Mille regrets
Шрифт:
– Ваша светлость, не соблаговолите ли пройти со мной в мою каюту?
– Потом, потом! Сначала вы должны услышать новость, которую я привез. Это чрезвычайно важно! Ч-черт, как же мучает жажда на этой галере…
Батистьелло наливает ему до краев стакан вина. Кортес пьет медленно, одновременно изучая пристальным взглядом своих острых глаз экипаж «Виолы». Он как будто оценивает этих людей, которые взирают на него с благоговением, как смотрели бы на короля – до такой степени легенда о нем со времени завоевания Мексики, двадцать лет тому назад, обрастала бесконечными фантастическими подробностями в Старом Свете.

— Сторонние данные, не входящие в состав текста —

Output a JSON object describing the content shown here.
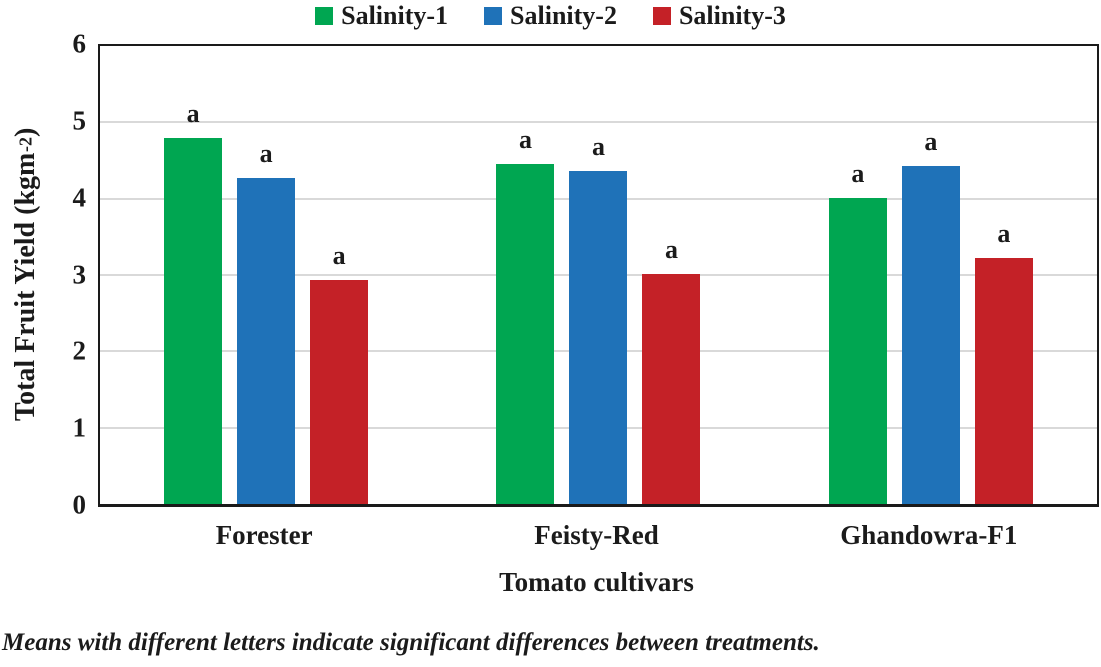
{
  "chart_data": {
    "type": "bar",
    "title": "",
    "categories": [
      "Forester",
      "Feisty-Red",
      "Ghandowra-F1"
    ],
    "series": [
      {
        "name": "Salinity-1",
        "color": "#00A651",
        "values": [
          4.8,
          4.45,
          4.01
        ]
      },
      {
        "name": "Salinity-2",
        "color": "#1F72B8",
        "values": [
          4.27,
          4.36,
          4.43
        ]
      },
      {
        "name": "Salinity-3",
        "color": "#C42127",
        "values": [
          2.94,
          3.01,
          3.22
        ]
      }
    ],
    "bar_letters": [
      [
        "a",
        "a",
        "a"
      ],
      [
        "a",
        "a",
        "a"
      ],
      [
        "a",
        "a",
        "a"
      ]
    ],
    "xlabel": "Tomato cultivars",
    "ylabel": "Total Fruit Yield (kgm-2)",
    "ylabel_parts": {
      "main": "Total Fruit Yield (kgm",
      "sup": "-2",
      "end": ")"
    },
    "ylim": [
      0,
      6
    ],
    "yticks": [
      0,
      1,
      2,
      3,
      4,
      5,
      6
    ],
    "grid": "horizontal-only",
    "legend_position": "top-center",
    "gridline_color": "#D9D9D9",
    "axis_color": "#1A1A1A",
    "text_color": "#1B1B1B"
  },
  "footnote": "Means with different letters indicate significant differences between treatments."
}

– Скажите, мессир Фигероа,
– Уже четыре месяца, сеньор Кортес. С тех пор, как мы покинули военный порт Картахены, чтобы отправиться сюда и занять пост между Ивисой и Алжиром, о чем меня уведомил Франсиско де Лос Кобос, секретарь его величества.
– А после этого?
– Ничего! Ни почтового голубя, ни даже тени бригантины!
– Стало быть, вы не знаете, что наш горячо любимый католический король, отправившись в свои фламандские земли усмирять бунтующий Гент, столкнулся с сильнейшим противником в лице лютеран в сейме Вормса? Эти еретики не идут ни на какие уступки. Вам, должно быть, также не известно, что прослышав о наших распрях, Сулейман воспользовался ими, чтобы осадить Монастир?

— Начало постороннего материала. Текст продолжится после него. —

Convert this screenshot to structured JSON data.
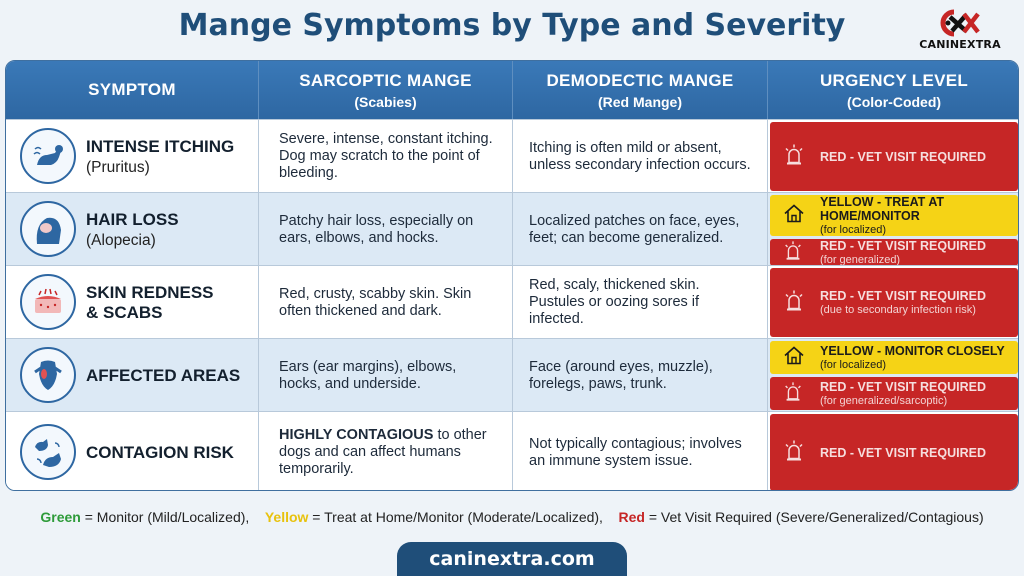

– Это означает новые войны с Турком! – делает вывод Фигероа, основательно расстроенный мыслью о необходимости всерьез возвращаться к опасной армейской службе.
– Без сомнения! Карл, забыв о своих хронических ссорах с французами, отправился в Париж, чтобы убедиться, что пресловутая Франция непременно будет на его стороне против Турка. Но вам не хуже, чем мне, известны наклонности этого Франциска I. Он еретик в неменьшей степени, чем грубиян. Сдается мне, что к Барбароссе он питает больше уважения, чем к своим братьям христианам. Будь он проклят, этот сукин сын!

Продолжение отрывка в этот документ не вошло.